November 05, 2013

InScribers Review: Behind The Stories (Diane Eble)

Book Review by Bryan Norford

Behind the Stories: Christian Novelists Reveal the Heart in the Art of Their Writing

Author:  Diane Eble
Publisher: Bethany house, 2002

Diane Eble uses short biographies to review over forty successful fiction authors and their journey to success. She groups the authors in categories that illustrate various formative events that shaped their writing: “Say Yes to God,” “Uniquely Gifted,” “Everybody Needs Somebody,” and so on.

However, two common threads pervade the stories. None received recognition without recurring disappointment and perseverance. Jack Cavanaugh recounts his thirteen years of rejection letters. Jerry Jenkins teamed with Tim LaHaye. Tim waited ten years for his LEFT BEHIND series to become a hit, while Jerry spent twenty five years honing his craft.

Several others recounted a crisis of faith, when a superficial faith resulted in writing that compromised the Christian faith. Terri Blackstock wrote many romance novels that required explicit sex in order to sell. She told herself they were just harmless entertainment; she had the fine art of self-deception mastered.

Francine Rivers eventually saw her writing itself as an idol, leading her to accept that her writing no longer mattered to her; all that mattered was following the Lord. That ended a period of drought. Janette Oke says; “I told God I would write this book, and if I had any talent I would give it all to Him. Then God showed me I had it backwards. He wanted everything right then.”

Other biographies discuss overcoming obstacles: dyslexia, violent childhood, fear of failure and sickness. It often provided inspiration for their writing. Others were unaware of their gift because it was too central to who they were; they were not aware of it. Teachers and mentors saw the gift and encouraged its development.

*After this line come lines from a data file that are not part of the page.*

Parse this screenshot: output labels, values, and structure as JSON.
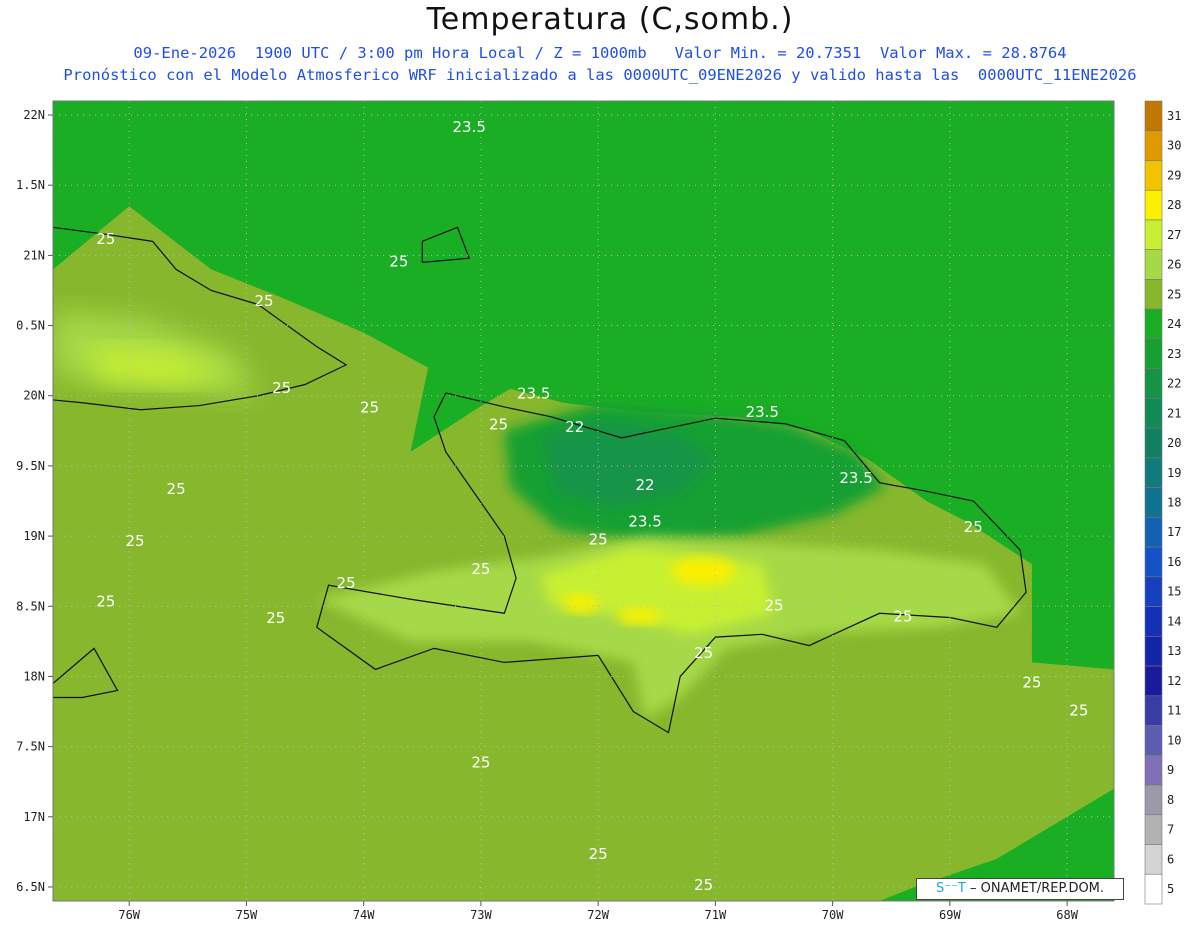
{
  "header": {
    "title": "Temperatura (C,somb.)",
    "line1": "09-Ene-2026  1900 UTC / 3:00 pm Hora Local / Z = 1000mb   Valor Min. = 20.7351  Valor Max. = 28.8764",
    "line2": "Pronóstico con el Modelo Atmosferico WRF inicializado a las 0000UTC_09ENE2026 y valido hasta las  0000UTC_11ENE2026"
  },
  "credit": {
    "logo": "S⁻⁻T",
    "text": "– ONAMET/REP.DOM."
  },
  "chart_data": {
    "type": "heatmap",
    "title": "Temperatura (C,somb.)",
    "variable": "Temperatura",
    "unit": "C",
    "level": "Z = 1000mb",
    "valid_time": "09-Ene-2026 1900 UTC / 3:00 pm Hora Local",
    "value_min": 20.7351,
    "value_max": 28.8764,
    "grid": true,
    "x_ticks": [
      "76W",
      "75W",
      "74W",
      "73W",
      "72W",
      "71W",
      "70W",
      "69W",
      "68W"
    ],
    "x_values": [
      -76,
      -75,
      -74,
      -73,
      -72,
      -71,
      -70,
      -69,
      -68
    ],
    "y_ticks": [
      "22N",
      "1.5N",
      "21N",
      "0.5N",
      "20N",
      "9.5N",
      "19N",
      "8.5N",
      "18N",
      "7.5N",
      "17N",
      "6.5N"
    ],
    "y_values": [
      22,
      21.5,
      21,
      20.5,
      20,
      19.5,
      19,
      18.5,
      18,
      17.5,
      17,
      16.5
    ],
    "xlim": [
      -76.65,
      -67.6
    ],
    "ylim": [
      16.4,
      22.1
    ],
    "colorbar": {
      "levels": [
        31,
        30,
        29,
        28,
        27,
        26,
        25,
        24,
        23,
        22,
        21,
        20,
        19,
        18,
        17,
        16,
        15,
        14,
        13,
        12,
        11,
        10,
        9,
        8,
        7,
        6,
        5
      ],
      "colors": [
        "#c07800",
        "#e09a00",
        "#f2c400",
        "#faf000",
        "#c8f032",
        "#a6d946",
        "#86b72d",
        "#19ae23",
        "#16a032",
        "#149446",
        "#128a56",
        "#118062",
        "#117a7a",
        "#0f7290",
        "#1262b4",
        "#1452c8",
        "#1640c0",
        "#1430b4",
        "#1224a8",
        "#1a1a9c",
        "#3a3ca6",
        "#5c5cb0",
        "#8070b8",
        "#9a9aa8",
        "#b2b2b2",
        "#d4d4d4",
        "#ffffff"
      ]
    },
    "contour_labels": [
      {
        "text": "23.5",
        "lon": -73.1,
        "lat": 21.88
      },
      {
        "text": "25",
        "lon": -73.7,
        "lat": 20.92
      },
      {
        "text": "25",
        "lon": -76.2,
        "lat": 21.08
      },
      {
        "text": "25",
        "lon": -74.85,
        "lat": 20.64
      },
      {
        "text": "25",
        "lon": -74.7,
        "lat": 20.02
      },
      {
        "text": "25",
        "lon": -73.95,
        "lat": 19.88
      },
      {
        "text": "23.5",
        "lon": -72.55,
        "lat": 19.98
      },
      {
        "text": "25",
        "lon": -72.85,
        "lat": 19.76
      },
      {
        "text": "22",
        "lon": -72.2,
        "lat": 19.74
      },
      {
        "text": "23.5",
        "lon": -70.6,
        "lat": 19.85
      },
      {
        "text": "22",
        "lon": -71.6,
        "lat": 19.33
      },
      {
        "text": "23.5",
        "lon": -69.8,
        "lat": 19.38
      },
      {
        "text": "25",
        "lon": -75.6,
        "lat": 19.3
      },
      {
        "text": "25",
        "lon": -75.95,
        "lat": 18.93
      },
      {
        "text": "23.5",
        "lon": -71.6,
        "lat": 19.07
      },
      {
        "text": "25",
        "lon": -72.0,
        "lat": 18.94
      },
      {
        "text": "25",
        "lon": -68.8,
        "lat": 19.03
      },
      {
        "text": "25",
        "lon": -73.0,
        "lat": 18.73
      },
      {
        "text": "25",
        "lon": -74.15,
        "lat": 18.63
      },
      {
        "text": "25",
        "lon": -76.2,
        "lat": 18.5
      },
      {
        "text": "25",
        "lon": -74.75,
        "lat": 18.38
      },
      {
        "text": "25",
        "lon": -70.5,
        "lat": 18.47
      },
      {
        "text": "25",
        "lon": -69.4,
        "lat": 18.39
      },
      {
        "text": "25",
        "lon": -71.1,
        "lat": 18.13
      },
      {
        "text": "25",
        "lon": -68.3,
        "lat": 17.92
      },
      {
        "text": "25",
        "lon": -67.9,
        "lat": 17.72
      },
      {
        "text": "25",
        "lon": -73.0,
        "lat": 17.35
      },
      {
        "text": "25",
        "lon": -72.0,
        "lat": 16.7
      },
      {
        "text": "25",
        "lon": -71.1,
        "lat": 16.48
      }
    ]
  }
}
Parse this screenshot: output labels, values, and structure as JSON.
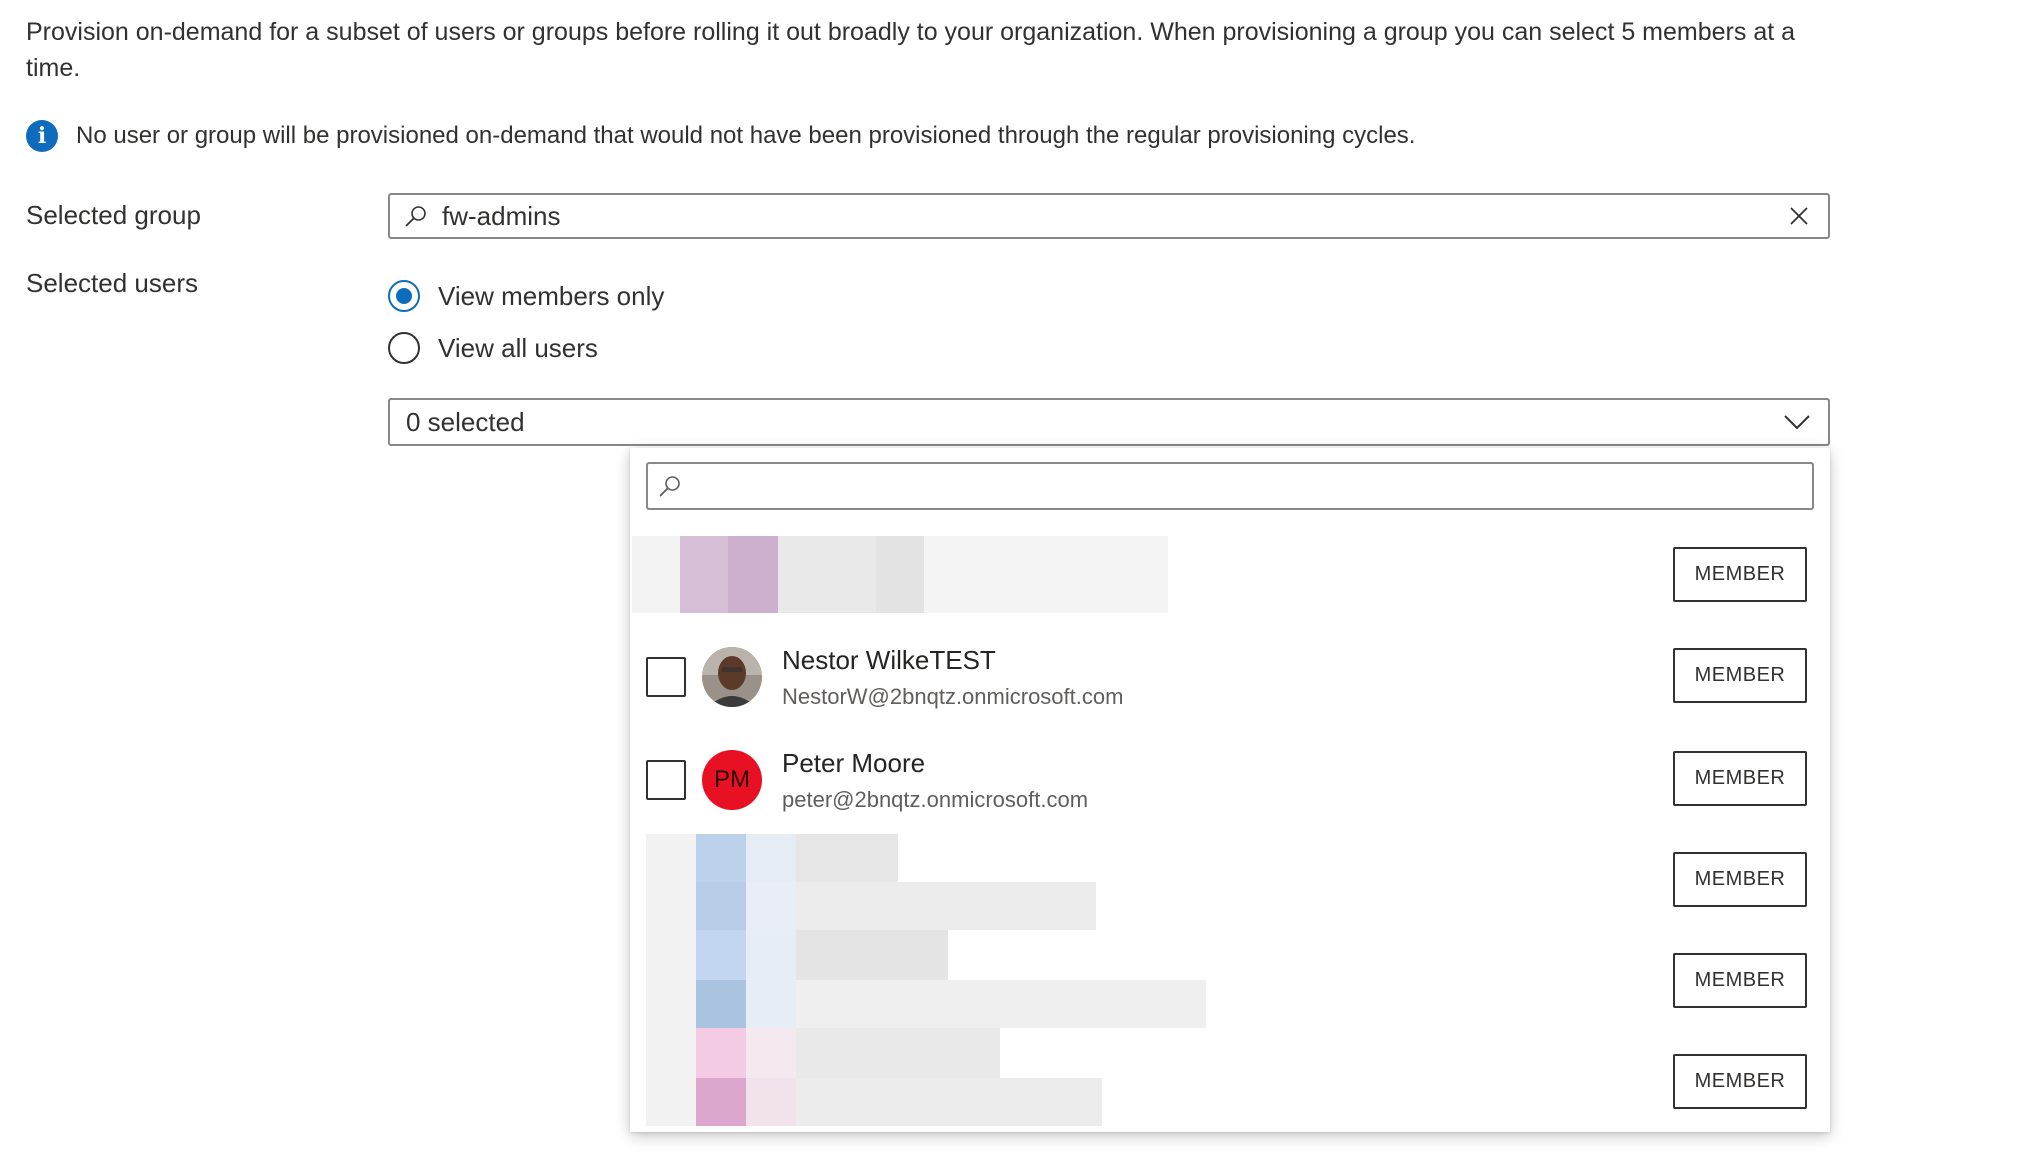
{
  "description": "Provision on-demand for a subset of users or groups before rolling it out broadly to your organization. When provisioning a group you can select 5 members at a time.",
  "info": {
    "icon": "info-icon",
    "text": "No user or group will be provisioned on-demand that would not have been provisioned through the regular provisioning cycles."
  },
  "selected_group": {
    "label": "Selected group",
    "value": "fw-admins"
  },
  "selected_users": {
    "label": "Selected users",
    "options": [
      {
        "label": "View members only",
        "checked": true
      },
      {
        "label": "View all users",
        "checked": false
      }
    ]
  },
  "dropdown": {
    "value": "0 selected",
    "search_value": ""
  },
  "members": [
    {
      "name": "",
      "email": "",
      "role": "MEMBER",
      "obscured": true
    },
    {
      "name": "Nestor WilkeTEST",
      "email": "NestorW@2bnqtz.onmicrosoft.com",
      "role": "MEMBER",
      "avatar": "photo"
    },
    {
      "name": "Peter Moore",
      "email": "peter@2bnqtz.onmicrosoft.com",
      "role": "MEMBER",
      "avatar_initials": "PM"
    },
    {
      "name": "",
      "email": "",
      "role": "MEMBER",
      "obscured": true
    },
    {
      "name": "",
      "email": "",
      "role": "MEMBER",
      "obscured": true
    },
    {
      "name": "",
      "email": "",
      "role": "MEMBER",
      "obscured": true
    }
  ],
  "colors": {
    "accent": "#0f6cbd",
    "avatar_pm": "#e81123",
    "border": "#8a8886"
  }
}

Many explored why they wrote fiction. Robin Jones Gunn quoted from a poem of Emily Dickinson’s: “Tell all the truth, but tell it slant.” Both Robin and Catherine Palmer quoted C. S. Lewis: “Any amount of theology can be smuggled into people’s minds under cover of romance without their knowing it.” The writers were in universal agreement that their purpose was to draw people to Christ.

There is no problem that we writers face, that is not common to man. Whatever we may go through, others’ experiences in this book will provide encouragement to persist in God’s call upon us.


  1. This review is very well done, Bryan. It gave me a clear sense of what the author has done with this book and the examples you gave whetted my appetite for more. I think I'll see if my library has this on the shelves.

  2. I really liked this book too. Your review makes me want to read it again!

  3. Wow. this book sounds very interesting. thanks for the review.

  4. I'm on the hunt for this one now. Thanks Bryan -- your review piqued my interest for sure.